I don't care about anything but making significant work. i have realized that may take the rest of my life and it may come with numerous heavy prices in addition to those already paid, but it really doesn't matter. so much undone right now in the studio waiting for a thaw. rejections and dismissals aside, i answer to me and me alone in the studio. at least i know what i'm looking at and how to see. fits and starts come, always there are interruptions -well deserved and well-meaning, but interruptions nonetheless. i'm riding a razor blade in those perfect moments of focus when time falls away.

watching theatre students struggle with the unknown aspect of art was revealing. i forget why it's scary to pedestrians sometimes. possibly because I like the scary. I like the unknown, the potential for abject failure, the risk of soul and fortune. it makes me feel alive to watch/conjure this living thing called a painting...like flame, like fire one must tend it but it always wants to escape and consume or die out completely. the moments in the fire are the greatest moments of living.




the winter

i was recently denied another juried exhibition. par for the course to some degree. i thought i had selected every factor carefully, but in the end i did not make the cut. correction: my work did not make the cut.

i am feeling horribly adrift at the moment. my wife's job is tenuous as academia continues to turn away (and cut) the Arts. we dodged the bullet last year, but we both fear that the budgetary and cultural gun is still fully-loaded. the pressures of this and kids force me to reconsider my life's trajectory almost constantly. i've been hammering away at this art thing for two decades with only limited success and no representation. there comes a point where the resources (financially, emotionally, and spiritually) become too thin. sustainability is in question.

location is undeniably a factor, but since my location is not likely to change in the immediate future I must accept this factor as a significant impediment to any success. my work is not appreciated in this region, and that seems unlikely to change.

i'm also at odds with what i see when i look at the galleries/art world in that it seems another wave of conceptualism is in full force. i call it "idea art" and the term is derisive. complex ideas manifested into soulless, sterile art school art. with the death of Don Cornelis yesterday I'm thinking a lot about soul, and that is something i feel my work has always had.

i believe in outdated notions like the Sublime, the life force within art and the role of the artist as shaman/spiritual guide. social commentary is always a part of my work, but it is never at the forefront or obvious. i was punk once, when i was a teenager and having lived through that movement i don't see the merit in re-living it. the NYC of the Mud Club era no longer exists. it is a city that will, in my lifetime, have no poor people in it.

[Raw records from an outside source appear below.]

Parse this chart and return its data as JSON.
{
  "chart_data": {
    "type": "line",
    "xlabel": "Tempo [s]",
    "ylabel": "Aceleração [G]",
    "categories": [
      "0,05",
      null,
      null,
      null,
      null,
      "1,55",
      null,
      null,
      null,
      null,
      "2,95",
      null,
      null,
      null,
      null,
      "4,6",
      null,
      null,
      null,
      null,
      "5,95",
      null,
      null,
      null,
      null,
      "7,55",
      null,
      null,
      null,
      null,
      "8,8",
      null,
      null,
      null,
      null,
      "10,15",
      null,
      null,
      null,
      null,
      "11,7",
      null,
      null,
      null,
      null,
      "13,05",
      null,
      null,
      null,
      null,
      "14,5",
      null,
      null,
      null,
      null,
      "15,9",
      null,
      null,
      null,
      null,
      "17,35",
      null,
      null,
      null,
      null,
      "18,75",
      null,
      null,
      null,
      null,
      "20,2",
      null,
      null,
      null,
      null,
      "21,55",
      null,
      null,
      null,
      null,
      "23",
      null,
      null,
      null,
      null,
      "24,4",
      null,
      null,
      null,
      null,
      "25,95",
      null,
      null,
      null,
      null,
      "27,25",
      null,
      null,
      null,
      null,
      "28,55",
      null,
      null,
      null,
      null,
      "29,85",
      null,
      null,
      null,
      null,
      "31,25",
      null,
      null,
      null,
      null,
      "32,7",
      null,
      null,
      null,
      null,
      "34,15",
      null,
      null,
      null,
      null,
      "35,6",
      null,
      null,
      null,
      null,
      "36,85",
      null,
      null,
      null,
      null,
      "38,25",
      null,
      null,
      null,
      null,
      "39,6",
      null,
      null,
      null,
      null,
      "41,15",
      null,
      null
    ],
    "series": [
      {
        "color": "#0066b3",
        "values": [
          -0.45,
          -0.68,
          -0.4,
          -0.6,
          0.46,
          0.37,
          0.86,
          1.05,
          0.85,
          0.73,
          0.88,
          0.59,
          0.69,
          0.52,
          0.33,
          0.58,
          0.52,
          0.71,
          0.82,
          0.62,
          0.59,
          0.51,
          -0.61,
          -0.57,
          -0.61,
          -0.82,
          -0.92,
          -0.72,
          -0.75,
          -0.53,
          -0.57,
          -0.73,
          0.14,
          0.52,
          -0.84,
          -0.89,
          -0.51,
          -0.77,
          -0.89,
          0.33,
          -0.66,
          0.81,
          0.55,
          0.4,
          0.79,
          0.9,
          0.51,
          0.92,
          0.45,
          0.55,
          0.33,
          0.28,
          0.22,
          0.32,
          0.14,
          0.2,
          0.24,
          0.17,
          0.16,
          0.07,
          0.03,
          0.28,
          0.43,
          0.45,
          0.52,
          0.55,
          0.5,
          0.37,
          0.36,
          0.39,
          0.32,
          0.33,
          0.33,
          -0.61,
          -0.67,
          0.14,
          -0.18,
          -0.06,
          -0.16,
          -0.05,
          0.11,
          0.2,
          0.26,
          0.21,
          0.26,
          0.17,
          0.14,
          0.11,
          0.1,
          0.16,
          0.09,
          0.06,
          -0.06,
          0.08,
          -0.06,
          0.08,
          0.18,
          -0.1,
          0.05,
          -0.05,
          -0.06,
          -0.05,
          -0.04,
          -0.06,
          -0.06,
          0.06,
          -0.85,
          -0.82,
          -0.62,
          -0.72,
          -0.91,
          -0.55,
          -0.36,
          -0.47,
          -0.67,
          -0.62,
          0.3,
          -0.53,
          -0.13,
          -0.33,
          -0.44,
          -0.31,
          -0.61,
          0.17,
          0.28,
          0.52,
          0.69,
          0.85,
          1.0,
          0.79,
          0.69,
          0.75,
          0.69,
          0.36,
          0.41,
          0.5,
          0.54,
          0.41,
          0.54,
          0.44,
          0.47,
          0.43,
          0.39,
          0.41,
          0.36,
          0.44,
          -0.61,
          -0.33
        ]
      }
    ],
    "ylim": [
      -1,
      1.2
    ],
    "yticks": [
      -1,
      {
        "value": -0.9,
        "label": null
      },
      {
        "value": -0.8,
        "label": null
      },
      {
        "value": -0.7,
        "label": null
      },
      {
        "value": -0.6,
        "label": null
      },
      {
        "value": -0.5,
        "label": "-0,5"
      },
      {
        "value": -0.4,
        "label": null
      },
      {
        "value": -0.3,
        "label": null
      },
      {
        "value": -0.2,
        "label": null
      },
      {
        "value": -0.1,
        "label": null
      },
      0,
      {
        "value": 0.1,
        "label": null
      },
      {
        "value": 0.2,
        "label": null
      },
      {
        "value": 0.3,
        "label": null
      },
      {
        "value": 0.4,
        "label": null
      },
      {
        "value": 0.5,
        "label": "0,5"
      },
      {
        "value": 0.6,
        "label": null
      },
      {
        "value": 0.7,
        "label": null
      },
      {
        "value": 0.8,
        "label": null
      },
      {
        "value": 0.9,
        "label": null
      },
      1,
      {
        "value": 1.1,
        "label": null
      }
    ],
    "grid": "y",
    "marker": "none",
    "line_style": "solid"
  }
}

all this can come across as sour grapes and it isn't so. the conflict (and anger and frustration and hopelessness) are internal. they are issues within, not without. i will always paint, but increasingly i find that i no longer have the energy to attempt disseminating it to an audience that could care less. i don't even know where to begin any more.

my travels are on hold as my finances stabilize and we as a family look ahead to the next round of budget cuts by the College.